Pila bautismal. Museo de El Bardo (Túnez) |
A lo largo de las diversas celebraciones de estos días de Navidad, la Iglesia presenta a nuestra consideración la múltiple riqueza de los misterios de la Encarnación y la infancia de nuestro Señor Jesucristo que ahora conmemoramos: su nacimiento en Belén, su circuncisión, adoración de los magos, huida a Egipto, vida de hogar en Nazaret…
Este Domingo, la Liturgia nos invita a meditar en uno de los frutos de la Navidad: nuestra elevación a la condición de hijos de Dios por la fe en Jesucristo. Como escuchamos en el Santo Evangelio: «a todos los que lo recibieron, les dio el poder de llegar a ser hijos de Dios: a los que creen en su nombre» (Jn 1, 12).
I. «Se dice que Dios es Padre:
1º. Porque es Padre, por naturaleza, de la segunda persona de la Santísima Trinidad, que es el Hijo engendrado por El.
2º. Porque Dios es Padre de todos los hombres que él ha creado, conserva y gobierna.
3º. Porque finalmente, es Padre por gracia de todos los buenos cristianos, que por eso se llaman hijos de Dios adoptivos» (Catecismo Mayor).
La filiación divina natural se da en un grado eminente y único en Dios Hijo: «Jesucristo se llama Hijo Único de Dios Padre porque sólo Él es el Hijo suyo por naturaleza, y nosotros somos hijos por creación y adopción» (Ibid.)
Al hablar, pues, de nuestra condición de hijos de Dios no nos referimos a una filiación en el simple orden de la dependencia de una criatura en relación a su Creador, menos aún de una metáfora, o de un modo piadoso de hablar.
En el Bautismo, gracias a la Pasión y Resurrección de Cristo, tiene lugar el nacimiento a una vida nueva, que antes no existía. Surge una nueva criatura, por lo cual el recién bautizado se llama y es realmente hijo de Dios. «La gracia de Dios, haciéndonos justos e hijos suyos (Jn 1, 12), nos constituye también herederos de la bienaventuranza eterna (Rom 8, 17)» (Catecismo Romano: II, 2, 50).
II. Al principio de la oración que nos enseñó Jesucristo llamamos “Padre nuestro” a Dios para despertar nuestra confianza en su bondad infinita, siendo nosotros sus hijos.
El sentido de nuestra filiación divina define nuestra oración y nuestra manera de comportarnos en todas las circunstancias. Es un modo de ser y un modo de vivir.

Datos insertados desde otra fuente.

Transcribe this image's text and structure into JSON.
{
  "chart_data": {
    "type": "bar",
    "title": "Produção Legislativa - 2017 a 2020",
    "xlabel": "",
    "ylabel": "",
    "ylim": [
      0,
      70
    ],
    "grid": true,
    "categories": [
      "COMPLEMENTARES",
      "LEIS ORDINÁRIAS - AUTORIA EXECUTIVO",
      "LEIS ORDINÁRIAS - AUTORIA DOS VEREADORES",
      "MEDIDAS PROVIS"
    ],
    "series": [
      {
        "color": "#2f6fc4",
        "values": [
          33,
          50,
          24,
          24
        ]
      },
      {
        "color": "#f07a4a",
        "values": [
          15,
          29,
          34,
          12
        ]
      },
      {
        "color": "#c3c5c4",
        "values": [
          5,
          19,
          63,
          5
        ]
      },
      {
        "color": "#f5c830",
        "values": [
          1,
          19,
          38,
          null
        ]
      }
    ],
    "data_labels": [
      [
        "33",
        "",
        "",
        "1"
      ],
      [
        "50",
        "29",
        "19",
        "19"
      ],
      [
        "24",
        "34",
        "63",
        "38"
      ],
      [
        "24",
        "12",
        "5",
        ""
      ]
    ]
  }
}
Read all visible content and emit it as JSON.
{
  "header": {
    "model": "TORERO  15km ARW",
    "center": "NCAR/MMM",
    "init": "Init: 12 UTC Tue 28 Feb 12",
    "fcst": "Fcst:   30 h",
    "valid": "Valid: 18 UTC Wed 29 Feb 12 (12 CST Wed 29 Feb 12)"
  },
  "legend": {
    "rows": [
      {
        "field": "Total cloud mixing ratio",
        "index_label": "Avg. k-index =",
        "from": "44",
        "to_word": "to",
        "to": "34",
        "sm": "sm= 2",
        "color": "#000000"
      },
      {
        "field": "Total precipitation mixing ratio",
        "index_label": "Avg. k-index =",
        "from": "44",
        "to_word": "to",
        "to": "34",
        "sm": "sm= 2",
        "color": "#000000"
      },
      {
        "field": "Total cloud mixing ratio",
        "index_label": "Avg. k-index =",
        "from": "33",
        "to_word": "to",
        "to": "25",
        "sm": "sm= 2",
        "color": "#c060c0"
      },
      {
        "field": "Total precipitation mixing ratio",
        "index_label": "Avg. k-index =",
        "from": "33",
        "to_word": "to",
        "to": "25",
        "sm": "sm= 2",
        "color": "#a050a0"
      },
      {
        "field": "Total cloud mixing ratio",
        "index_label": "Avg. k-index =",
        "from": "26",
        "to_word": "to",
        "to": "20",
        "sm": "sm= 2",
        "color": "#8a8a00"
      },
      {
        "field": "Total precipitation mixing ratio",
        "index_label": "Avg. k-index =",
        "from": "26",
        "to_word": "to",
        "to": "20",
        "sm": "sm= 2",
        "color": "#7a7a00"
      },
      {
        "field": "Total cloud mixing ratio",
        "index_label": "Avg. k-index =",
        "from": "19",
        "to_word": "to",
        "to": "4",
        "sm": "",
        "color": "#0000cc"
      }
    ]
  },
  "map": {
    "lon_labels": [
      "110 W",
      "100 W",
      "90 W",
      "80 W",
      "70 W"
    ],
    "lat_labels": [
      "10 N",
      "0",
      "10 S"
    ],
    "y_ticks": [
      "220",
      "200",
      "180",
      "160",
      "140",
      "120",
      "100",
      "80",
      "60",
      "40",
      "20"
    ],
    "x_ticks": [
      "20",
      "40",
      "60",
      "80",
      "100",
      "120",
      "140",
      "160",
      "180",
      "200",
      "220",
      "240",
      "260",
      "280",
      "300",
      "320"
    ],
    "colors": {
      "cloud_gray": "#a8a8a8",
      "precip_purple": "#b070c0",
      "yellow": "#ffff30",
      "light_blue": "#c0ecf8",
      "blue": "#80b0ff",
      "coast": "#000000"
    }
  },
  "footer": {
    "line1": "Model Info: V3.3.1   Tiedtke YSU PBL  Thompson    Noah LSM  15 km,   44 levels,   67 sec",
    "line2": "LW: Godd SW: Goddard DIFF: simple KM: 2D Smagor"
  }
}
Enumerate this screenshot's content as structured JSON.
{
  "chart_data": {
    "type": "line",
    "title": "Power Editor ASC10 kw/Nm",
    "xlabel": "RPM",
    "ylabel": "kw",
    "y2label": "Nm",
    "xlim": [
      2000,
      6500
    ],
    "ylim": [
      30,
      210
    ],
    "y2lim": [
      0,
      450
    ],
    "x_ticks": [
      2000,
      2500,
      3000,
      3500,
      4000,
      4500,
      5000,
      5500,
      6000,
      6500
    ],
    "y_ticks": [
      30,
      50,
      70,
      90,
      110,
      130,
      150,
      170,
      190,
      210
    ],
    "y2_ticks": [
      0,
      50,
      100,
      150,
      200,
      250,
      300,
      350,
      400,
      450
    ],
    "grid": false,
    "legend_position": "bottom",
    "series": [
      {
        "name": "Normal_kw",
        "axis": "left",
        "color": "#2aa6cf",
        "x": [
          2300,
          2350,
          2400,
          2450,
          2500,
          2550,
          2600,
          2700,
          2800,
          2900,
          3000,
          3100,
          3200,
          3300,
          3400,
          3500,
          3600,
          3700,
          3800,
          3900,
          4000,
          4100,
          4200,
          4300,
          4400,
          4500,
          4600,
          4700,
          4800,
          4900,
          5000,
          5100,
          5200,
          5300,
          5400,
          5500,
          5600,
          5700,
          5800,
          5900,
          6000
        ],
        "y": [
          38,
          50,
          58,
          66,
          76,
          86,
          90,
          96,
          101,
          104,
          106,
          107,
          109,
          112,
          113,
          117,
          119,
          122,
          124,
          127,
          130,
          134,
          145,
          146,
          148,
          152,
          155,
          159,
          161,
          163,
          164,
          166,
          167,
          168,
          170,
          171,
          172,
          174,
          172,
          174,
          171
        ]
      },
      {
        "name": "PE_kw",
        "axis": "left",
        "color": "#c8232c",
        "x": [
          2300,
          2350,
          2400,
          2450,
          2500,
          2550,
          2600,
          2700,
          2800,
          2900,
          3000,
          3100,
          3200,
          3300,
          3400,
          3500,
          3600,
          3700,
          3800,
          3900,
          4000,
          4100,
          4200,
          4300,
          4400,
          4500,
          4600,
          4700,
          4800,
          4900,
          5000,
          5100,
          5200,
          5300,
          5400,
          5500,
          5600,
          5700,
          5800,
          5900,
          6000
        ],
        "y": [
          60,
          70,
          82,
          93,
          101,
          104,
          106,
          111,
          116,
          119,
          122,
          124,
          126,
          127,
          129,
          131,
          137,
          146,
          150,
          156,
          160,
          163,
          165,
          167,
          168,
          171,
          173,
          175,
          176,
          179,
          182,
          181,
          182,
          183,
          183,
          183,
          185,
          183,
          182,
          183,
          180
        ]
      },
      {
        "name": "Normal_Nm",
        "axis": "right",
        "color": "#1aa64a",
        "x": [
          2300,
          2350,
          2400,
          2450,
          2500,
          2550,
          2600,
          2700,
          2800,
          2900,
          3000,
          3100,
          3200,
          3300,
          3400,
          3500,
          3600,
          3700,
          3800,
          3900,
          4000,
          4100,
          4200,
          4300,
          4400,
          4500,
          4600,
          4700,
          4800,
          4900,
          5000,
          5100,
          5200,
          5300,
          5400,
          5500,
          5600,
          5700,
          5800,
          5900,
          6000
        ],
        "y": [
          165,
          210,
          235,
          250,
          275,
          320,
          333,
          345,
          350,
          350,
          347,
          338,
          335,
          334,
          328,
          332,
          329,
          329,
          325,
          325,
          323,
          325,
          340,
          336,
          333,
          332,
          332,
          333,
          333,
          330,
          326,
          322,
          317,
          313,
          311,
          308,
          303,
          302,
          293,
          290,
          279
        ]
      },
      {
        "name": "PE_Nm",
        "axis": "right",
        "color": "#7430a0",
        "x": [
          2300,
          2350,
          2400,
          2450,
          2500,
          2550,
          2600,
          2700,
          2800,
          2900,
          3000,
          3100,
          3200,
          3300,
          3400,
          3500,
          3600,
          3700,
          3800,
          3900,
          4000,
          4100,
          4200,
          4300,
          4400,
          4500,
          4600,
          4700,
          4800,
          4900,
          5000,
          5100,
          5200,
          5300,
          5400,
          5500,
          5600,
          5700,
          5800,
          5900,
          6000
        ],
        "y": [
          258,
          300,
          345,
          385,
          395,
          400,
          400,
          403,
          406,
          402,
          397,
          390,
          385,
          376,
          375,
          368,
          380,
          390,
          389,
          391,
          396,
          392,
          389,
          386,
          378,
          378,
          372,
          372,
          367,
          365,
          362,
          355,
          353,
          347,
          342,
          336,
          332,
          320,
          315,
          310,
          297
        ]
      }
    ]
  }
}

- Al vivir con sentido de hijos de Dios aprendemos a tratar a nuestros hermanos los hombres. «Llamamos a Dios Padre nuestro y no Padre mío porque todos somos sus hijos, por lo cual hemos de mirarnos y amarnos todos como hermanos y rogar unos por otros» (Catecismo Mayor).
- El sabernos hijos de Dios nos enseña a comportarnos de modo sereno ante los acontecimientos, por duros que sean. La certeza de que Dios quiere lo mejor para nosotros nos lleva a un abandono sosegado y alegre aun en los momentos más difíciles de nuestra vida. «Nada puede pasarme que Dios no quiera. Y todo lo que él quiere, por muy malo que nos parezca, es en realidad lo mejor» (Santo Tomás Moro, desde la cárcel).
Cuando nos encontremos con un problema o una contradicción, la actitud de un hijo de Dios es la de pedir más ayuda a su Padre del Cielo, y renovar el empeño por ser santo en todas las circunstancias, también en las que parecen menos favorables.
Que estos días de Navidad hagamos frecuentes actos de acción de gracias a Dios por haberse dignado a elevarnos a la condición de hijos suyos.
Y que la Virgen María nos alcance corresponder a la altísima dignidad de hijos de Dios que hemos recibido y, como somos hijos y coherederos con Cristo, vivir de tal manera que lleguemos un día al lugar en el Cielo que nos ha preparado nuestro Padre Dios.